Clincosm LogoSign in Get a demo

TRANSCUTANEOUS ELECTRICAL NERVE STIMULATION VERSUS DISTRACTIVE TECHNIQUES ON ARTERIOVENOUS FISTULA PUNCTURE PAIN IN HEMODIALYSIS PATIENTS

Sponsor
Cairo University (Other)
Overall Status
Recruiting
CT.gov ID
NCT05480397
Collaborator
(none)
45
Enrollment
1
Location
3
Arms
3.5
Anticipated Duration (Months)
12.7
Patients Per Site Per Month

Study Details

Study Description

Brief Summary

Statement of the problem:
This study will be conducted to answer the following question:

Is there a difference in the efficacy of TENS and distractive techniques when combined with cryotherapy in managing pain due to arteriovenous fistula puncture and improving quality of life in hemodialysis patients ?

Null Hypotheses:

  1. TENS has no statistically significant effect on pain management and quality of life in hemodialysis patients undergoing arteriovenous fistula puncture.

  2. Distractive techniques have no statistically significant effect on pain management and quality of life in hemodialysis patients undergoing arteriovenous fistula puncture.

  3. There is no statistically significant difference between TENS and distractive techniques in managing pain and improving quality of life in hemodialysis patients undergoing arteriovenous fistula puncture.

Condition or Disease Intervention/Treatment Phase
  • Other: TENS, Distractive techniques, cryotherapy
 N/A

Detailed Description

Subjects' Selection:

The patients will be randomly assigned to 3 groups;

  • Group (1) will receive (TENS , cryotherapy and conventional physical therapy program).

  • Group (2) will receive (distractive techniques , cryotherapy and conventional physical therapy program).

  • Group (3) will receive (cryotherapy and conventional physical therapy program). Patients will be assessed for quality of life before and after treatment and will receive 3 sessions per week consisted of TENS, distractive techniques , Cryotherapy and conventional physical therapy program during AVF Puncture during dialysis for 4 weeks.

1-Inclusion criteria:

  1. Patient age will range from 20 - 60 years who have chronic renal failure from males and females.

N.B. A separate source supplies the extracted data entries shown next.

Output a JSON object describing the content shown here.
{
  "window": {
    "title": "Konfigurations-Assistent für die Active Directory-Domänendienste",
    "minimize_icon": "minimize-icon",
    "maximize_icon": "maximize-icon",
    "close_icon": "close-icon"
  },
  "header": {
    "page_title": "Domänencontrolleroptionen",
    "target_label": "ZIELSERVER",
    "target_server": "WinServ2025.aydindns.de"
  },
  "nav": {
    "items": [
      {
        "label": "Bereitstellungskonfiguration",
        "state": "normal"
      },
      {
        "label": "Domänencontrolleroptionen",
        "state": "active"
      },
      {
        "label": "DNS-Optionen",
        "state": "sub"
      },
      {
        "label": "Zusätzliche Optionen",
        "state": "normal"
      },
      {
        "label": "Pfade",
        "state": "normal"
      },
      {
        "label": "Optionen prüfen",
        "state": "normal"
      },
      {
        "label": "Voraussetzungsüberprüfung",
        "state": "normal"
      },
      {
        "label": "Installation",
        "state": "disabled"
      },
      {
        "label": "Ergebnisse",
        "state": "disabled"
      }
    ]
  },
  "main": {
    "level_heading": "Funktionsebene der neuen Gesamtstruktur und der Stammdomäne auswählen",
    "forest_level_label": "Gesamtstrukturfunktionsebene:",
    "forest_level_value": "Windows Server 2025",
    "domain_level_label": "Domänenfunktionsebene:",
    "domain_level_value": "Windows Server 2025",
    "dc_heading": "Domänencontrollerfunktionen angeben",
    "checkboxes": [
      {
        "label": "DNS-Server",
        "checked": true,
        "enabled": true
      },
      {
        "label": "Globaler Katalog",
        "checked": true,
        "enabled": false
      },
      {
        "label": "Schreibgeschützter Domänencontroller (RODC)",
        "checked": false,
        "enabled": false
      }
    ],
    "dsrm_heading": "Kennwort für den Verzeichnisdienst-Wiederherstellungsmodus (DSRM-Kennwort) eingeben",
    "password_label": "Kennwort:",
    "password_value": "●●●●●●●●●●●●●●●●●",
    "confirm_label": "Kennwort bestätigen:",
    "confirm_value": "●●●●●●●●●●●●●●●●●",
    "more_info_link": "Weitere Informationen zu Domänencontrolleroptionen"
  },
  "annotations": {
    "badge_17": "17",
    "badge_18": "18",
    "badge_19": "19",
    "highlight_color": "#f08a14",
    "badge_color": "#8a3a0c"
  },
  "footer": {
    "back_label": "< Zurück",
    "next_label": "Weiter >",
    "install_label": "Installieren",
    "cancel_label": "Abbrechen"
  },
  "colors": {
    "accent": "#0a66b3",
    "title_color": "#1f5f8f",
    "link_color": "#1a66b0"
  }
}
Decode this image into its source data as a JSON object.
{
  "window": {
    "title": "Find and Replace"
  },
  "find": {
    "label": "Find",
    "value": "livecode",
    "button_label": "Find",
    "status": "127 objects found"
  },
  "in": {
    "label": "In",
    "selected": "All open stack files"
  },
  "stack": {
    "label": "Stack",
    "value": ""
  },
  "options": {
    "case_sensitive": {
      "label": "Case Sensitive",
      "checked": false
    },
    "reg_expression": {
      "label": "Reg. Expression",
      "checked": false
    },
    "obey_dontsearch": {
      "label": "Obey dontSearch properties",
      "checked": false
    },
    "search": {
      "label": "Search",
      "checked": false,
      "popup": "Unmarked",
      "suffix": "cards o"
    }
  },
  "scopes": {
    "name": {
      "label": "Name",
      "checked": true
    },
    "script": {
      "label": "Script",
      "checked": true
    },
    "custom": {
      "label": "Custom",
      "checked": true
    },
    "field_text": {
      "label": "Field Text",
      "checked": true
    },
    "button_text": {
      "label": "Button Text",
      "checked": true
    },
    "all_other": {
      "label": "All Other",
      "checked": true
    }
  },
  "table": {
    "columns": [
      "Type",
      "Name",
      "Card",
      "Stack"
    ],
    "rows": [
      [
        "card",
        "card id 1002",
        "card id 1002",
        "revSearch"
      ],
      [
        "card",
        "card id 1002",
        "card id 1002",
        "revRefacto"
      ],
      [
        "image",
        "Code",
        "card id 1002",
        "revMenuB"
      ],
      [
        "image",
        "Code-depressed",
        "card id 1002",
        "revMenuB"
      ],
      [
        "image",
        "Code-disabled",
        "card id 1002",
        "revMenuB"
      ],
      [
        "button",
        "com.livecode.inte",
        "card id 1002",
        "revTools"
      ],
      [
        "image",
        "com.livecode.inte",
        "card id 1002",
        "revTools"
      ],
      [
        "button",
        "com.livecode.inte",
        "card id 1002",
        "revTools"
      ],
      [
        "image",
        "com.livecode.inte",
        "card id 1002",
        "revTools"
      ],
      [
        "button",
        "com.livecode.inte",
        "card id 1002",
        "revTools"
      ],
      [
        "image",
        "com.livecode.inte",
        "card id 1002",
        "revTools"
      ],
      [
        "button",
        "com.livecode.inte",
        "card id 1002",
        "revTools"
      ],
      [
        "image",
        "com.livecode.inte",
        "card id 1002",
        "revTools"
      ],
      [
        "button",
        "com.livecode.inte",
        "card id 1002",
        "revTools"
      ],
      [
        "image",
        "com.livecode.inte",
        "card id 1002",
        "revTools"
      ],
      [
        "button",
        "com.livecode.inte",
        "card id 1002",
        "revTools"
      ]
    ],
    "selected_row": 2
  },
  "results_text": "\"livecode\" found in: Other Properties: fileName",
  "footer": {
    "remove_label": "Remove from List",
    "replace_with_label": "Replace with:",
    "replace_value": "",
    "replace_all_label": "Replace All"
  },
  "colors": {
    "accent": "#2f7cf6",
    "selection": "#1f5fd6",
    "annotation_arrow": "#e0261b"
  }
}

  2. At least one year passed from the installation of AVF and hemodialysis.

  3. Patients are undergoing hemodialysis three sessions per week and each session lasting for 4 hours.

  4. Having no traces of skin abnormalities or analgesia in vessels access point.

2-Exclusion Criteria:

The following were considered exclusion criteria:

  1. Unwillingness to continue with the study.

  2. Unsuccessful AVF cannulation at the first try.

  3. Patients having radiation injuries, peripheral vascular diseases, Raynauld's disease, connective tissue disorders, diabetic neuropathy, unconsciousness or disorientation.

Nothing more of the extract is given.